Tuesday, March 21, 2006

Don't Sit Under the Apple Tree

Many events have led Orlando's fortunes: the end of the Indian wars, the Civil War, the coming of the railroad, the departing of the railroad. I'd say the next big event wasn't the Great Depression of the 1930s but World War II.

I'm not including the Depression because Orlando had already hit its own depression with the leaving of the railroads but more importantly because I suspect this isolated community was more capable of self-sufficiency than most. It wasn't so far from a frontier community that it couldn't revert back to that hard but sustainable life. I could be wrong. I'd love to hear what others think. However, World War II following the loss of the railroad drained the life right out of this 150 year old community. Certainly there was a war to be fought and won. Lots of Orlando boys marched off to keep the world free. Our first daughter marched off in this war. Juanita Stutler, daughter of Oras and Edith (Skinner) Stutler. 'Neet fibbed about her age and did nuring work until the Army discovered how young she was. The photo above is of her with her future husband, Lee Burgett.

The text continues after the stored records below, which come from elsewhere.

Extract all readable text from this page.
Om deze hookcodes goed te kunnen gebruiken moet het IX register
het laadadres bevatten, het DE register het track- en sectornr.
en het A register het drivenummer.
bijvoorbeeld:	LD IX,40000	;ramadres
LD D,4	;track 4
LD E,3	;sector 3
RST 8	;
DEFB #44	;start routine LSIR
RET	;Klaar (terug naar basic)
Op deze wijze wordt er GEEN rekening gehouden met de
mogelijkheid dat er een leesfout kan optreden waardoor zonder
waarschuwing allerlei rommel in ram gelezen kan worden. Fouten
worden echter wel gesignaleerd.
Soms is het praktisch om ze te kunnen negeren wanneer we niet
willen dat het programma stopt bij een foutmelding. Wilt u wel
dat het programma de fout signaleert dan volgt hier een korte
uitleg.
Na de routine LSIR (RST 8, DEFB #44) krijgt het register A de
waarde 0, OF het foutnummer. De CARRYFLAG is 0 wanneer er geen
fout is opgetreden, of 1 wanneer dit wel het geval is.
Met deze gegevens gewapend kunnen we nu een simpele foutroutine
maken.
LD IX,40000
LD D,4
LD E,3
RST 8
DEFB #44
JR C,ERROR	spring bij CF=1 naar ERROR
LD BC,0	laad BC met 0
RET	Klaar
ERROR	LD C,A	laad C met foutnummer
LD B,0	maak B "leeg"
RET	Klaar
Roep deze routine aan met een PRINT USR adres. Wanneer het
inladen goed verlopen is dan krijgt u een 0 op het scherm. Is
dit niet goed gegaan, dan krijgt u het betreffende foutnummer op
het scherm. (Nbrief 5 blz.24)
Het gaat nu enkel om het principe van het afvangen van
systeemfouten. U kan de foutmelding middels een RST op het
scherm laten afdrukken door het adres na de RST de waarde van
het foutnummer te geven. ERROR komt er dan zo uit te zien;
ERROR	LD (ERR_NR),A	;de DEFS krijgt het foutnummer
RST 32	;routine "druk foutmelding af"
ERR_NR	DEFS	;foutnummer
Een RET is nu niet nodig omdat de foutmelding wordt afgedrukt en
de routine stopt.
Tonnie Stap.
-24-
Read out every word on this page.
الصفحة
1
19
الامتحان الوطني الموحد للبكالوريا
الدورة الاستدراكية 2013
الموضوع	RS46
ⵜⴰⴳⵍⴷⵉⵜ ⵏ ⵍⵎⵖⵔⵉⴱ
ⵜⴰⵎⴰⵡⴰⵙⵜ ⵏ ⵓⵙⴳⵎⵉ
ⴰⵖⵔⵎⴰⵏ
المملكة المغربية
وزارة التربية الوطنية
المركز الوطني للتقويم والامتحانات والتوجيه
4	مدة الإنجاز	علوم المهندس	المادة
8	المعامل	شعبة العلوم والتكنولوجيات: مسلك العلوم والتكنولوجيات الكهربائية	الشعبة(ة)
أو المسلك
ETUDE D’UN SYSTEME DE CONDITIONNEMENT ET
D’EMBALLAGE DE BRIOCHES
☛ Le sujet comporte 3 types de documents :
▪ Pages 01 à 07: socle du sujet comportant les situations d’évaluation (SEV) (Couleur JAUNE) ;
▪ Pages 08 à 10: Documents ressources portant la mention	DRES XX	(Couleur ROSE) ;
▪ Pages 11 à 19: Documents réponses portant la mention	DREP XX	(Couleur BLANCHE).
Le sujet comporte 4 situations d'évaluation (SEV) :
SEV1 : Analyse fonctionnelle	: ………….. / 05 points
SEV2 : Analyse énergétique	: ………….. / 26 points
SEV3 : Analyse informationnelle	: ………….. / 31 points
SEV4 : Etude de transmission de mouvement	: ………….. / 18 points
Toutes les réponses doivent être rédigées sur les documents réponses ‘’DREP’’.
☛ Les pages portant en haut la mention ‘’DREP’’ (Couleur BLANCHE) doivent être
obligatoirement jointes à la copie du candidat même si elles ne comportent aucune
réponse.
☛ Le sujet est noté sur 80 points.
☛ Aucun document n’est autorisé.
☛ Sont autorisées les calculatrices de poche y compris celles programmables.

The war took its toll on the town in another way. There were good paying jobs to be had in the manufacturing cities. Another of Oras and Edith Stutler's daughters, Mary (pictured to the left with her Uncle Jack), chose Detroit because Oras' brother, Jack, was there. She found work she loved as a dental assistant downtown and she found her husband, too.

In the years after the war all five of Oras and Edith's kids would move to Detroit. Note the echo of the other March 21 entry, just before this one: "Almost all of the William J. Riffle family moved to Akron, Ohio during World War II to work for Goodyear Aircraft, building the Corsair fighter planes."